Double-headed eagle

In heraldry and vexillology, the double-headed eagle (or double-eagle) is a charge associated with the concept of Empire. Most modern uses of the symbol are directly or indirectly associated with its use by the Byzantine Empire, whose use of it represented the Empire's dominion over the Near East and the West. The symbol is much older, and its original meaning is debated among scholars. The eagle has long been a symbol of power and dominion.

Emblem of the Ecumenical Patriarchate of Constantinople , entrance of the St. George's Cathedral, Istanbul
Russian imperial eagle, Saint Petersburg
Austrian imperial eagle, Ministry of War (Federal Ministry of Defence), Vienna

The double-headed eagle or double-eagle is a motif that appears in Mycenaean Greece and in the Ancient Near East, especially in Hittite iconography. It re-appeared during the High Middle Ages, from around the 10th or 11th centuries, and was notably used by the Byzantine Empire, but 11th or 12th century representations have also been found originating from Islamic Spain, France and the Serbian principality of Raška. From the 13th century onward, it became even more widespread, and was used by the Seljuk Sultanate of Rum and the Mamluk Sultanate within the Islamic world, and within the Christian world by the Holy Roman Empire, Serbia, several medieval Albanian noble families and Russia.
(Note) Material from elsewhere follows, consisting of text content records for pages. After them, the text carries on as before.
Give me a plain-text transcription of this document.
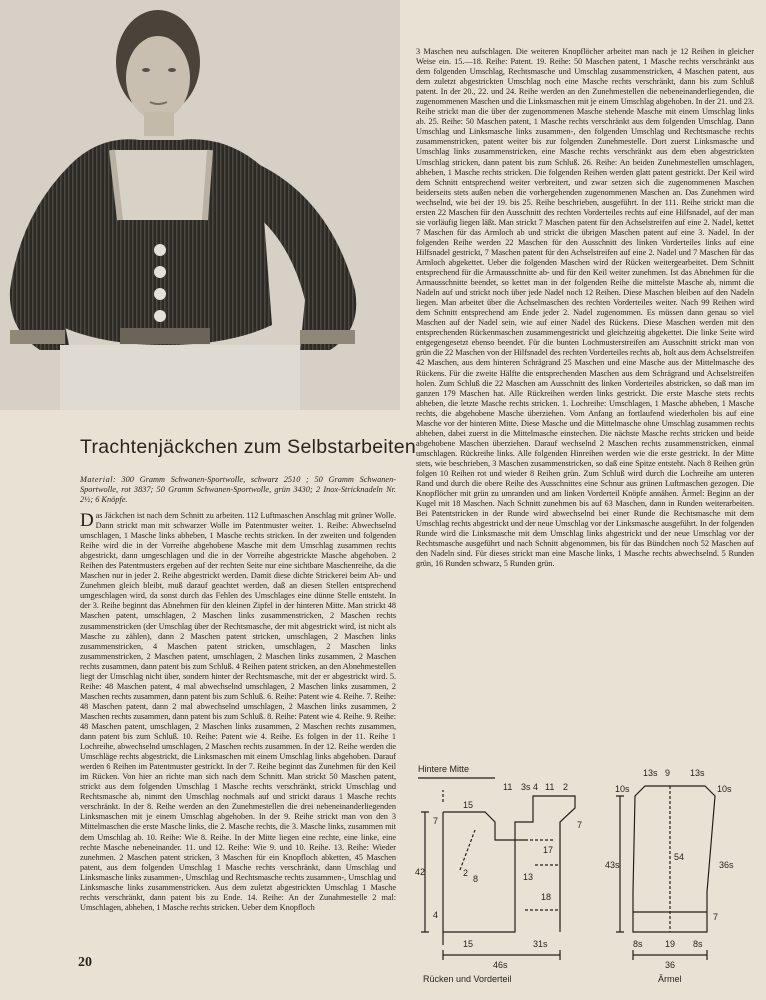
3 Maschen neu aufschlagen. Die weiteren Knopflöcher arbeitet man nach je 12 Reihen in gleicher Weise ein. 15.—18. Reihe: Patent. 19. Reihe: 50 Maschen patent, 1 Masche rechts verschränkt aus dem folgenden Umschlag, Rechtsmasche und Umschlag zusammenstricken, 4 Maschen patent, aus dem zuletzt abgestrickten Umschlag noch eine Masche rechts verschränkt, dann bis zum Schluß patent. In der 20., 22. und 24. Reihe werden an den Zunehmestellen die nebeneinanderliegenden, die zugenommenen Maschen und die Linksmaschen mit je einem Umschlag abgehoben. In der 21. und 23. Reihe strickt man die über der zugenommenen Masche stehende Masche mit einem Umschlag links ab. 25. Reihe: 50 Maschen patent, 1 Masche rechts verschränkt aus dem folgenden Umschlag. Dann Umschlag und Linksmasche links zusammen-, den folgenden Umschlag und Rechtsmasche rechts zusammenstricken, patent weiter bis zur folgenden Zunehmestelle. Dort zuerst Linksmasche und Umschlag links zusammenstricken, eine Masche rechts verschränkt aus dem eben abgestrickten Umschlag stricken, dann patent bis zum Schluß. 26. Reihe: An beiden Zunehmestellen umschlagen, abheben, 1 Masche rechts stricken. Die folgenden Reihen werden glatt patent gestrickt. Der Keil wird dem Schnitt entsprechend weiter verbreitert, und zwar setzen sich die zugenommenen Maschen beiderseits stets außen neben die vorhergehenden zugenommenen Maschen an. Das Zunehmen wird wechselnd, wie bei der 19. bis 25. Reihe beschrieben, ausgeführt. In der 111. Reihe strickt man die ersten 22 Maschen für den Ausschnitt des rechten Vorderteiles rechts auf eine Hilfsnadel, auf der man sie vorläufig liegen läßt. Man strickt 7 Maschen patent für den Achselstreifen auf eine 2. Nadel, kettet 7 Maschen für das Armloch ab und strickt die übrigen Maschen patent auf eine 3. Nadel. In der folgenden Reihe werden 22 Maschen für den Ausschnitt des linken Vorderteiles links auf eine Hilfsnadel gestrickt, 7 Maschen patent für den Achselstreifen auf eine 2. Nadel und 7 Maschen für das Armloch abgekettet. Ueber die folgenden Maschen wird der Rücken weitergearbeitet. Dem Schnitt entsprechend für die Armausschnitte ab- und für den Keil weiter zunehmen. Ist das Abnehmen für die Armausschnitte beendet, so kettet man in der folgenden Reihe die mittelste Masche ab, nimmt die Nadeln auf und strickt noch über jede Nadel noch 12 Reihen. Diese Maschen bleiben auf den Nadeln liegen. Man arbeitet über die Achselmaschen des rechten Vorderteiles weiter. Nach 99 Reihen wird dem Schnitt entsprechend am Ende jeder 2. Nadel zugenommen. Es müssen dann genau so viel Maschen auf der Nadel sein, wie auf einer Nadel des Rückens. Diese Maschen werden mit den entsprechenden Rückenmaschen zusammengestrickt und gleichzeitig abgekettet. Die linke Seite wird entgegengesetzt ebenso beendet. Für die bunten Lochmusterstreifen am Ausschnitt strickt man von grün die 22 Maschen von der Hilfsnadel des rechten Vorderteiles rechts ab, holt aus dem Achselstreifen 42 Maschen, aus dem hinteren Schrägrand 25 Maschen und eine Masche aus der Mittelmasche des Rückens. Für die zweite Hälfte die entsprechenden Maschen aus dem Schrägrand und Achselstreifen holen. Zum Schluß die 22 Maschen am Ausschnitt des linken Vorderteiles abstricken, so daß man im ganzen 179 Maschen hat. Alle Rückreihen werden links gestrickt. Die erste Masche stets rechts abheben, die letzte Masche rechts stricken. 1. Lochreihe: Umschlagen, 1 Masche abheben, 1 Masche rechts, die abgehobene Masche überziehen. Vom Anfang an fortlaufend wiederholen bis auf eine Masche vor der hinteren Mitte. Diese Masche und die Mittelmasche ohne Umschlag zusammen rechts abheben, dabei zuerst in die Mittelmasche einstechen. Die nächste Masche rechts stricken und beide abgehobene Maschen überziehen. Darauf wechselnd 2 Maschen rechts zusammenstricken, einmal umschlagen. Rückreihe links. Alle folgenden Hinreihen werden wie die erste gestrickt. In der Mitte stets, wie beschrieben, 3 Maschen zusammenstricken, so daß eine Spitze entsteht. Nach 8 Reihen grün folgen 10 Reihen rot und wieder 8 Reihen grün. Zum Schluß wird durch die Lochreihe am unteren Rand und durch die obere Reihe des Ausschnittes eine Schnur aus grünen Luftmaschen gezogen. Die Knopflöcher mit grün zu umranden und am linken Vorderteil Knöpfe annähen. Ärmel: Beginn an der Kugel mit 18 Maschen. Nach Schnitt zunehmen bis auf 63 Maschen, dann in Runden weiterarbeiten. Bei Patentstricken in der Runde wird abwechselnd bei einer Runde die Rechtsmasche mit dem Umschlag rechts abgestrickt und der neue Umschlag vor der Linksmasche ausgeführt. In der folgenden Runde wird die Linksmasche mit dem Umschlag links abgestrickt und der neue Umschlag vor der Rechtsmasche ausgeführt und nach Schnitt abgenommen, bis für das Bündchen noch 52 Maschen auf den Nadeln sind. Für dieses strickt man eine Masche links, 1 Masche rechts abwechselnd. 5 Runden grün, 16 Runden schwarz, 5 Runden grün.

Trachtenjäckchen zum Selbstarbeiten
Material: 300 Gramm Schwanen-Sportwolle, schwarz 2510 ; 50 Gramm Schwanen-Sportwolle, rot 3837; 50 Gramm Schwanen-Sportwolle, grün 3430; 2 Inox-Stricknadeln Nr. 2½; 6 Knöpfe.
Das Jäckchen ist nach dem Schnitt zu arbeiten. 112 Luftmaschen Anschlag mit grüner Wolle. Dann strickt man mit schwarzer Wolle im Patentmuster weiter. 1. Reihe: Abwechselnd umschlagen, 1 Masche links abheben, 1 Masche rechts stricken. In der zweiten und folgenden Reihe wird die in der Vorreihe abgehobene Masche mit dem Umschlag zusammen rechts abgestrickt, dann umgeschlagen und die in der Vorreihe abgestrickte Masche abgehoben. 2 Reihen des Patentmusters ergeben auf der rechten Seite nur eine sichtbare Maschenreihe, da die Maschen nur in jeder 2. Reihe abgestrickt werden. Damit diese dichte Strickerei beim Ab- und Zunehmen gleich bleibt, muß darauf geachtet werden, daß an diesen Stellen entsprechend umgeschlagen wird, da sonst durch das Fehlen des Umschlages eine dünne Stelle entsteht. In der 3. Reihe beginnt das Abnehmen für den kleinen Zipfel in der hinteren Mitte. Man strickt 48 Maschen patent, umschlagen, 2 Maschen links zusammenstricken, 2 Maschen rechts zusammenstricken (der Umschlag über der Rechtsmasche, der mit abgestrickt wird, ist nicht als Masche zu zählen), dann 2 Maschen patent stricken, umschlagen, 2 Maschen links zusammenstricken, 4 Maschen patent stricken, umschlagen, 2 Maschen links zusammenstricken, 2 Maschen patent, umschlagen, 2 Maschen links zusammen, 2 Maschen rechts zusammen, dann patent bis zum Schluß. 4 Reihen patent stricken, an den Abnehmestellen liegt der Umschlag nicht über, sondern hinter der Rechtsmasche, mit der er abgestrickt wird. 5. Reihe: 48 Maschen patent, 4 mal abwechselnd umschlagen, 2 Maschen links zusammen, 2 Maschen rechts zusammen, dann patent bis zum Schluß. 6. Reihe: Patent wie 4. Reihe. 7. Reihe: 48 Maschen patent, dann 2 mal abwechselnd umschlagen, 2 Maschen links zusammen, 2 Maschen rechts zusammen, dann patent bis zum Schluß. 8. Reihe: Patent wie 4. Reihe. 9. Reihe: 48 Maschen patent, umschlagen, 2 Maschen links zusammen, 2 Maschen rechts zusammen, dann patent bis zum Schluß. 10. Reihe: Patent wie 4. Reihe. Es folgen in der 11. Reihe 1 Lochreihe, abwechselnd umschlagen, 2 Maschen rechts zusammen. In der 12. Reihe werden die Umschläge rechts abgestrickt, die Linksmaschen mit einem Umschlag links abgehoben. Darauf werden 6 Reihen im Patentmuster gestrickt. In der 7. Reihe beginnt das Zunehmen für den Keil im Rücken. Von hier an richte man sich nach dem Schnitt. Man strickt 50 Maschen patent, strickt aus dem folgenden Umschlag 1 Masche rechts verschränkt, strickt Umschlag und Rechtsmasche ab, nimmt den Umschlag nochmals auf und strickt daraus 1 Masche rechts verschränkt. In der 8. Reihe werden an den Zunehmestellen die drei nebeneinanderliegenden Linksmaschen mit je einem Umschlag abgehoben. In der 9. Reihe strickt man von den 3 Mittelmaschen die erste Masche links, die 2. Masche rechts, die 3. Masche links, zusammen mit dem Umschlag ab. 10. Reihe: Wie 8. Reihe. In der Mitte liegen eine rechte, eine linke, eine rechte Masche nebeneinander. 11. und 12. Reihe: Wie 9. und 10. Reihe. 13. Reihe: Wieder zunehmen. 2 Maschen patent stricken, 3 Maschen für ein Knopfloch abketten, 45 Maschen patent, aus dem folgenden Umschlag 1 Masche rechts verschränkt, dann Umschlag und Linksmasche links zusammen-, Umschlag und Rechtsmasche rechts zusammen-, Umschlag und Linksmasche links zusammenstricken. Aus dem zuletzt abgestrickten Umschlag 1 Masche rechts verschränkt, dann patent bis zu Ende. 14. Reihe: An der Zunahmestelle 2 mal: Umschlagen, abheben, 1 Masche rechts stricken. Ueber dem Knopfloch
Hintere Mitte
15
11 3s 4 11 2
7
17
13
18
2
8
42
4
7
15	31s
46s
13s 9 13s
10s	10s
54
43s	36s
7
8s 19 8s
36
Rücken und Vorderteil	Ärmel
20
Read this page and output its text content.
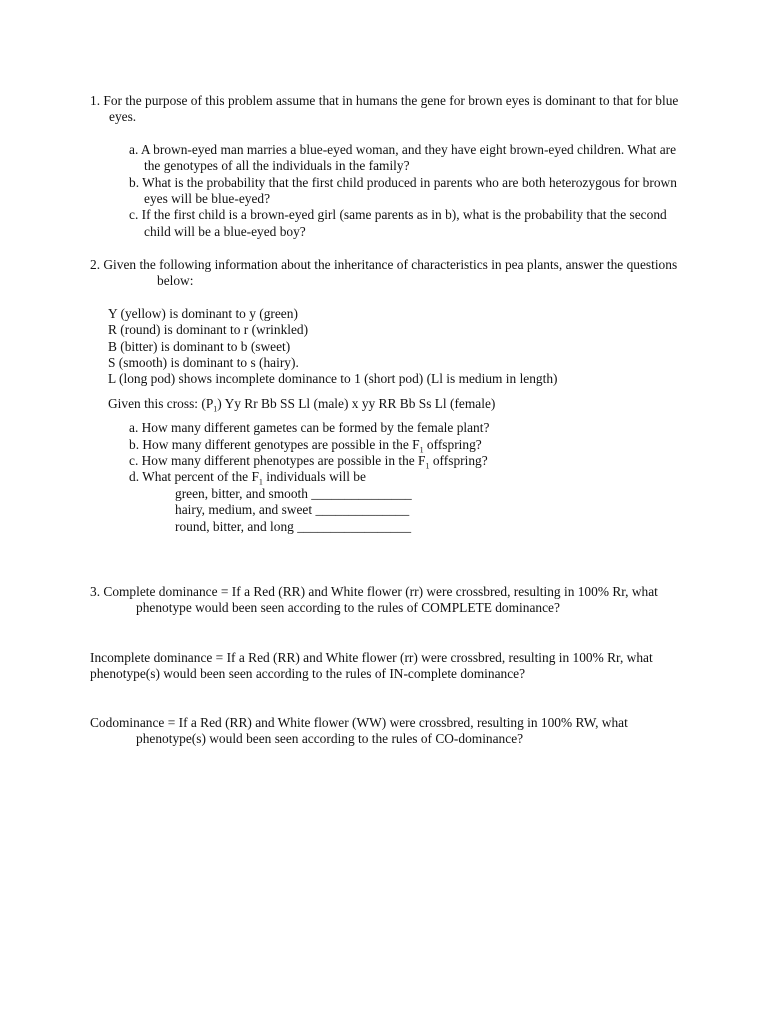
1. For the purpose of this problem assume that in humans the gene for brown eyes is dominant to that for blue eyes.
a. A brown-eyed man marries a blue-eyed woman, and they have eight brown-eyed children. What are the genotypes of all the individuals in the family?
b. What is the probability that the first child produced in parents who are both heterozygous for brown eyes will be blue-eyed?
c. If the first child is a brown-eyed girl (same parents as in b), what is the probability that the second child will be a blue-eyed boy?
2. Given the following information about the inheritance of characteristics in pea plants, answer the questions below:
Y (yellow) is dominant to y (green)
R (round) is dominant to r (wrinkled)
B (bitter) is dominant to b (sweet)
S (smooth) is dominant to s (hairy).
L (long pod) shows incomplete dominance to 1 (short pod) (Ll is medium in length)
Given this cross: $(P_1)$ Yy Rr Bb SS Ll (male) x yy RR Bb Ss Ll (female)
a. How many different gametes can be formed by the female plant?
b. How many different genotypes are possible in the $F_1$ offspring?
c. How many different phenotypes are possible in the $F_1$ offspring?
d. What percent of the $F_1$ individuals will be
green, bitter, and smooth _______________
hairy, medium, and sweet ______________
round, bitter, and long _________________
3. Complete dominance = If a Red (RR) and White flower (rr) were crossbred, resulting in 100% Rr, what phenotype would been seen according to the rules of COMPLETE dominance?
Incomplete dominance = If a Red (RR) and White flower (rr) were crossbred, resulting in 100% Rr, what phenotype(s) would been seen according to the rules of IN-complete dominance?
Codominance = If a Red (RR) and White flower (WW) were crossbred, resulting in 100% RW, what phenotype(s) would been seen according to the rules of CO-dominance?
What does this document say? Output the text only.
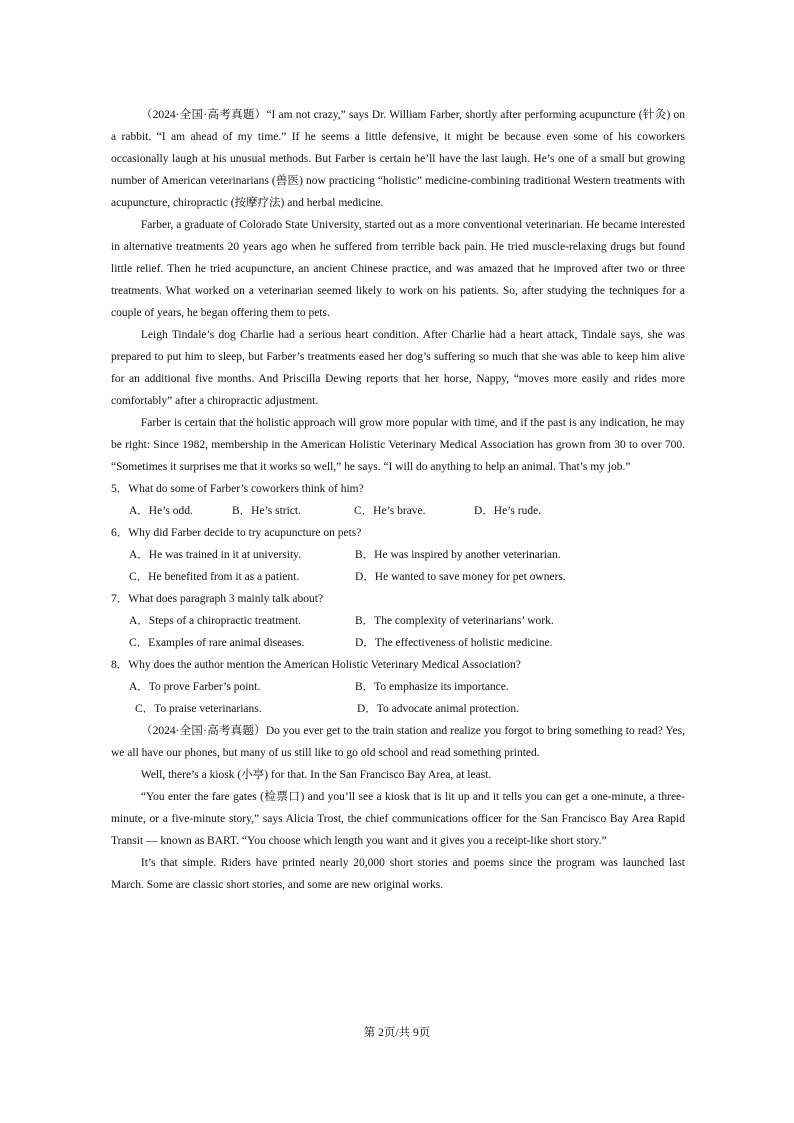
（2024·全国·高考真题）“I am not crazy,” says Dr. William Farber, shortly after performing acupuncture (针灸) on a rabbit. “I am ahead of my time.” If he seems a little defensive, it might be because even some of his coworkers occasionally laugh at his unusual methods. But Farber is certain he’ll have the last laugh. He’s one of a small but growing number of American veterinarians (兽医) now practicing “holistic” medicine-combining traditional Western treatments with acupuncture, chiropractic (按摩疗法) and herbal medicine.

Farber, a graduate of Colorado State University, started out as a more conventional veterinarian. He became interested in alternative treatments 20 years ago when he suffered from terrible back pain. He tried muscle-relaxing drugs but found little relief. Then he tried acupuncture, an ancient Chinese practice, and was amazed that he improved after two or three treatments. What worked on a veterinarian seemed likely to work on his patients. So, after studying the techniques for a couple of years, he began offering them to pets.

Leigh Tindale’s dog Charlie had a serious heart condition. After Charlie had a heart attack, Tindale says, she was prepared to put him to sleep, but Farber’s treatments eased her dog’s suffering so much that she was able to keep him alive for an additional five months. And Priscilla Dewing reports that her horse, Nappy, “moves more easily and rides more comfortably” after a chiropractic adjustment.

Farber is certain that the holistic approach will grow more popular with time, and if the past is any indication, he may be right: Since 1982, membership in the American Holistic Veterinary Medical Association has grown from 30 to over 700. “Sometimes it surprises me that it works so well,” he says. “I will do anything to help an animal. That’s my job.”

5．What do some of Farber’s coworkers think of him?

A．He’s odd.	B．He’s strict.	C．He’s brave.	D．He’s rude.

6．Why did Farber decide to try acupuncture on pets?

A．He was trained in it at university.	B．He was inspired by another veterinarian.
C．He benefited from it as a patient.	D．He wanted to save money for pet owners.

7．What does paragraph 3 mainly talk about?

A．Steps of a chiropractic treatment.	B．The complexity of veterinarians’ work.
C．Examples of rare animal diseases.	D．The effectiveness of holistic medicine.

8．Why does the author mention the American Holistic Veterinary Medical Association?

A．To prove Farber’s point.	B．To emphasize its importance.
C．To praise veterinarians.	D．To advocate animal protection.

（2024·全国·高考真题）Do you ever get to the train station and realize you forgot to bring something to read? Yes, we all have our phones, but many of us still like to go old school and read something printed.

Well, there’s a kiosk (小亭) for that. In the San Francisco Bay Area, at least.

“You enter the fare gates (检票口) and you’ll see a kiosk that is lit up and it tells you can get a one-minute, a three-minute, or a five-minute story,” says Alicia Trost, the chief communications officer for the San Francisco Bay Area Rapid Transit — known as BART. “You choose which length you want and it gives you a receipt-like short story.”

It’s that simple. Riders have printed nearly 20,000 short stories and poems since the program was launched last March. Some are classic short stories, and some are new original works.

第 2页/共 9页
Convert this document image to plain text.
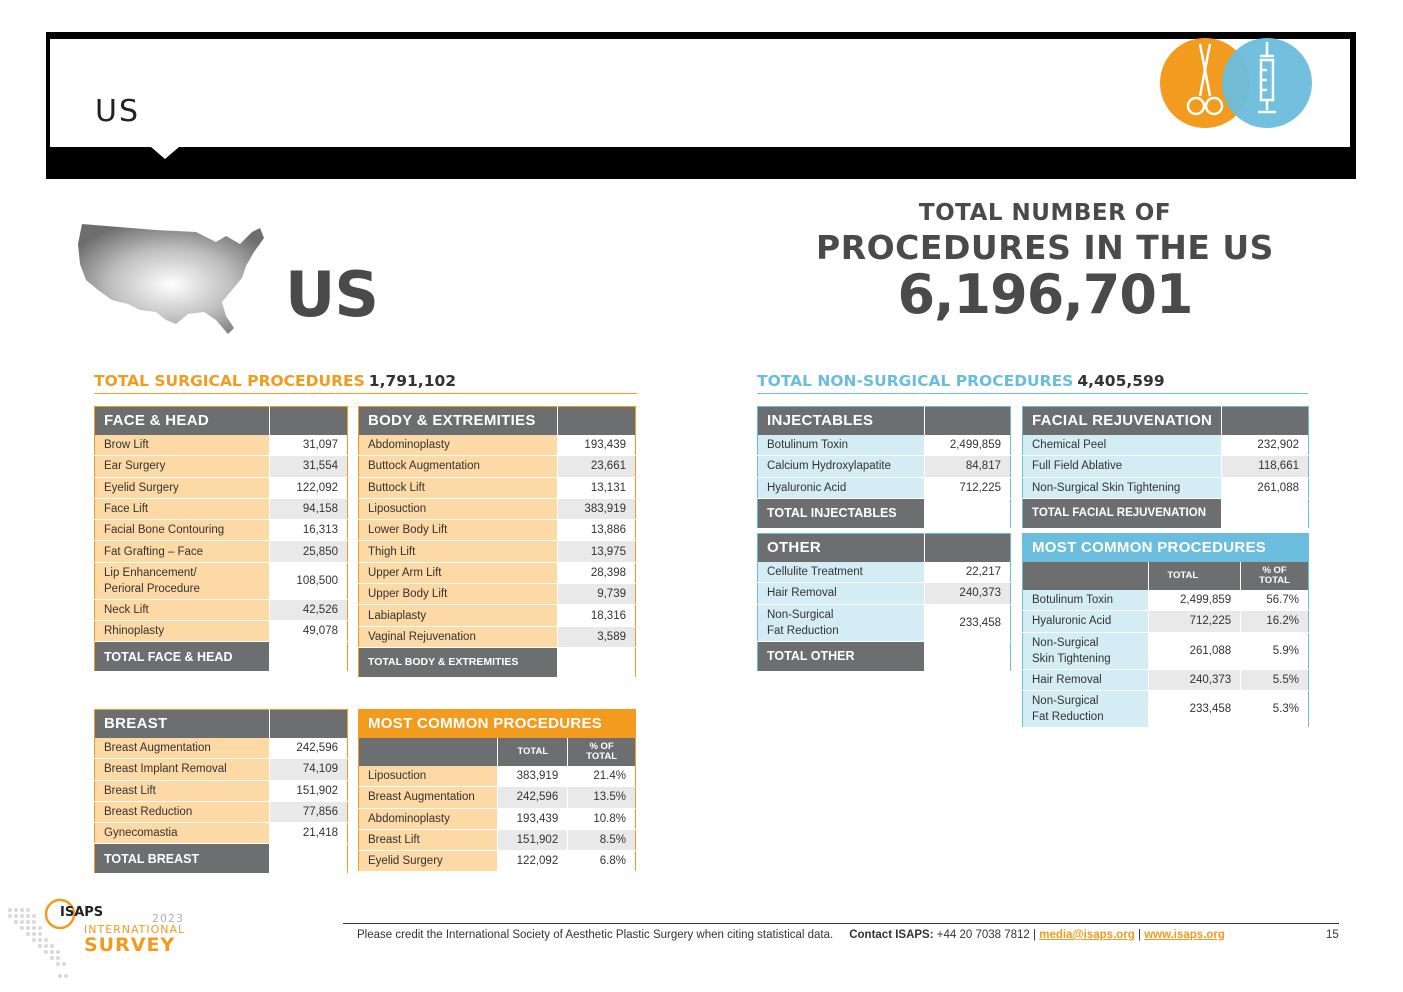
US
US
TOTAL NUMBER OF
PROCEDURES IN THE US
6,196,701
TOTAL SURGICAL PROCEDURES 1,791,102	TOTAL NON-SURGICAL PROCEDURES 4,405,599
FACE & HEAD	
Brow Lift	31,097
Ear Surgery	31,554
Eyelid Surgery	122,092
Face Lift	94,158
Facial Bone Contouring	16,313
Fat Grafting – Face	25,850
Lip Enhancement/
Perioral Procedure	108,500
Neck Lift	42,526
Rhinoplasty	49,078
TOTAL FACE & HEAD	521,167
BODY & EXTREMITIES	
Abdominoplasty	193,439
Buttock Augmentation	23,661
Buttock Lift	13,131
Liposuction	383,919
Lower Body Lift	13,886
Thigh Lift	13,975
Upper Arm Lift	28,398
Upper Body Lift	9,739
Labiaplasty	18,316
Vaginal Rejuvenation	3,589
TOTAL BODY & EXTREMITIES	702,054
BREAST	
Breast Augmentation	242,596
Breast Implant Removal	74,109
Breast Lift	151,902
Breast Reduction	77,856
Gynecomastia	21,418
TOTAL BREAST	567,881
MOST COMMON PROCEDURES		
	TOTAL	% OF
TOTAL
Liposuction	383,919	21.4%
Breast Augmentation	242,596	13.5%
Abdominoplasty	193,439	10.8%
Breast Lift	151,902	8.5%
Eyelid Surgery	122,092	6.8%
INJECTABLES	
Botulinum Toxin	2,499,859
Calcium Hydroxylapatite	84,817
Hyaluronic Acid	712,225
TOTAL INJECTABLES	3,296,901
FACIAL REJUVENATION	
Chemical Peel	232,902
Full Field Ablative	118,661
Non-Surgical Skin Tightening	261,088
TOTAL FACIAL REJUVENATION	612,651
OTHER	
Cellulite Treatment	22,217
Hair Removal	240,373
Non-Surgical
Fat Reduction	233,458
TOTAL OTHER	496,047
MOST COMMON PROCEDURES		
	TOTAL	% OF
TOTAL
Botulinum Toxin	2,499,859	56.7%
Hyaluronic Acid	712,225	16.2%
Non-Surgical
Skin Tightening	261,088	5.9%
Hair Removal	240,373	5.5%
Non-Surgical
Fat Reduction	233,458	5.3%
ISAPS	2023
INTERNATIONAL
SURVEY	Please credit the International Society of Aesthetic Plastic Surgery when citing statistical data. Contact ISAPS: +44 20 7038 7812 | media@isaps.org | www.isaps.org	15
Used in the Byzantine Empire as a dynastic emblem of the Palaiologoi, it was adopted during the Late Medieval to Early Modern period in the Holy Roman Empire on the one hand, and in Orthodox principalities (Serbia and Russia) on the other, representing an augmentation of the (single-headed) eagle or Aquila associated with the Roman Empire. In a few places, among them the Holy Roman Empire and Russia, the motif was further augmented to create the less prominent triple-headed eagle.